On Saturday, at an event outside UMOS that Lerma helped organize, families were able to get free Thanksgiving turkeys, groceries, Walmart gift cards, and other resources. There was also a vaccine clinic, offering the flu shot, COVID-19 vaccine and booster shot.

A long-time community advocate born in Puerto Rico and raised in Milwaukee, Lerma’s mission is to get more of the city's Latino population vaccinated.

“I am Latina, and being Latina, I understand that sometimes we're hesitant to do certain things for certain reasons," Lerma said. “My mission is to educate as many people as I can that the COVID-19 vaccine is safe. It’s meant to protect you enough for you to not go through what I went through.”

It's been a little more than year since Lerma survived a double lung transplant, after her battle with COVID-19 did irreversible damage to her lungs. She's still practicing how to do normal things like cough and yawn.

“The only thing I notice different is my chest and my lung areas are tighter, so whenever I sneeze or breathe, I can feel them expand,” Lerma said. “Many people don’t realize after a lung transplant you have to relearn how to cough, yawn and sneeze. Those things don’t just come naturally anymore.”

Lerma has returned to working for UMOS part-time, mostly from home. She likes to keep busy but admits it’s remarkably harder to do so.

“People need to understand what the coronavirus does and causes,” Lerma said.

Lerma gets blood drawn every week, and takes 52 pills a day, to help keep her body from rejecting her new lungs.

She says her battle with COVID, and the toll it took on her body, also prompted other conditions, like hair loss, diabetes and a thyroid disorder.

At the end of October, Lerma needed emergency surgery for a stomach complication.

“Doctors put me under to check on my lungs, and they found something wrong in my stomach,” Lerma said. “I don’t remember much of it, but I have 30 staples in my stomach. Doctors told me I got very sick, very quick.”

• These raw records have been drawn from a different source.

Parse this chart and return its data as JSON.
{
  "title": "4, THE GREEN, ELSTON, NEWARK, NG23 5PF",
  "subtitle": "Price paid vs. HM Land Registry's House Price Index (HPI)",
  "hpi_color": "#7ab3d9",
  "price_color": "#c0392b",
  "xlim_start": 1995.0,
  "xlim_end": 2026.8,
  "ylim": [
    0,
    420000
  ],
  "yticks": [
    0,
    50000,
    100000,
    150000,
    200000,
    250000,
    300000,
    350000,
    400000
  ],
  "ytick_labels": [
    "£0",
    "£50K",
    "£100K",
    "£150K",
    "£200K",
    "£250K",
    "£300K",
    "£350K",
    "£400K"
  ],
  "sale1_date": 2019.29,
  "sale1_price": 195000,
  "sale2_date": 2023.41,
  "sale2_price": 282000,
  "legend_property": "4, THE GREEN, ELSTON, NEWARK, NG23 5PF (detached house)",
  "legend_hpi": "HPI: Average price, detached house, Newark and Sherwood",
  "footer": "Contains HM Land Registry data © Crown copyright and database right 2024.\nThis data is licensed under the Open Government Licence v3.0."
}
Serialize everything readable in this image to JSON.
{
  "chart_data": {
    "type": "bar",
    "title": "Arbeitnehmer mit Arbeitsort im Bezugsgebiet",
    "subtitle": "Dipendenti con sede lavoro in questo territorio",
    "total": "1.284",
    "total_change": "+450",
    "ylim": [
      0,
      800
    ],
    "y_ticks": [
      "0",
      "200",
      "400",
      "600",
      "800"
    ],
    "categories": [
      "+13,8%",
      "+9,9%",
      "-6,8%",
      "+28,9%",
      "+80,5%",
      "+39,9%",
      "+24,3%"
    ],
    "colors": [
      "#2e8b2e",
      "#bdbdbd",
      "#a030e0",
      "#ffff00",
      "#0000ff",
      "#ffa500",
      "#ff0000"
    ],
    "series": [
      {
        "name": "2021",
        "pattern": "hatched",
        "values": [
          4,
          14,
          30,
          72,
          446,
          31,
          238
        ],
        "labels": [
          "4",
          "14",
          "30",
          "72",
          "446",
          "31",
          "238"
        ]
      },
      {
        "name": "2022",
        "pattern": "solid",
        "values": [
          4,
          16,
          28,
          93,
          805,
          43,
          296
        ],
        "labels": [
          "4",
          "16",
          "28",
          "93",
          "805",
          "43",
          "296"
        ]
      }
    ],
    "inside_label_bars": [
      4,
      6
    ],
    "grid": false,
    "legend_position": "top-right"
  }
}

A passion to live and to help people continues to fuel Lerma through all the health challenges.

The trauma she's been through, though, has prompted insomnia and anxiety.

“I'm not embarrassed to say that I need the help because it's really affecting me emotionally,” Lerma said. “I’m supposed to wear a machine every night to help me breathe, and I can’t get myself to put it on because it takes me right back to feeling like I’m trapped under a mask in intensive care, like I was for 45 days last year.”

The pain she still deals with and fights to overcome, giving her a new purpose.

“I just want to make a difference,” Lerma said. “Not only have I suffered the repercussions of COVID, but I have friends and family who have died from it. People need to know how they can protect themselves and their families.”

Carmen is working closely with Anthem Blue Cross Blue Shield, and has helped plan nearly 40 vaccination clinics and discussions through the end of this year on Milwaukee's south side, which is home to Wisconsin's largest concentration of Latino families.

Our state's Latino population is among the community's hit hardest by the COVID-19 pandemic, and vaccination rates among this group are lagging.

Right now, about 45 percent of Wisconsin's total Hispanic and Latino population has been fully vaccinated.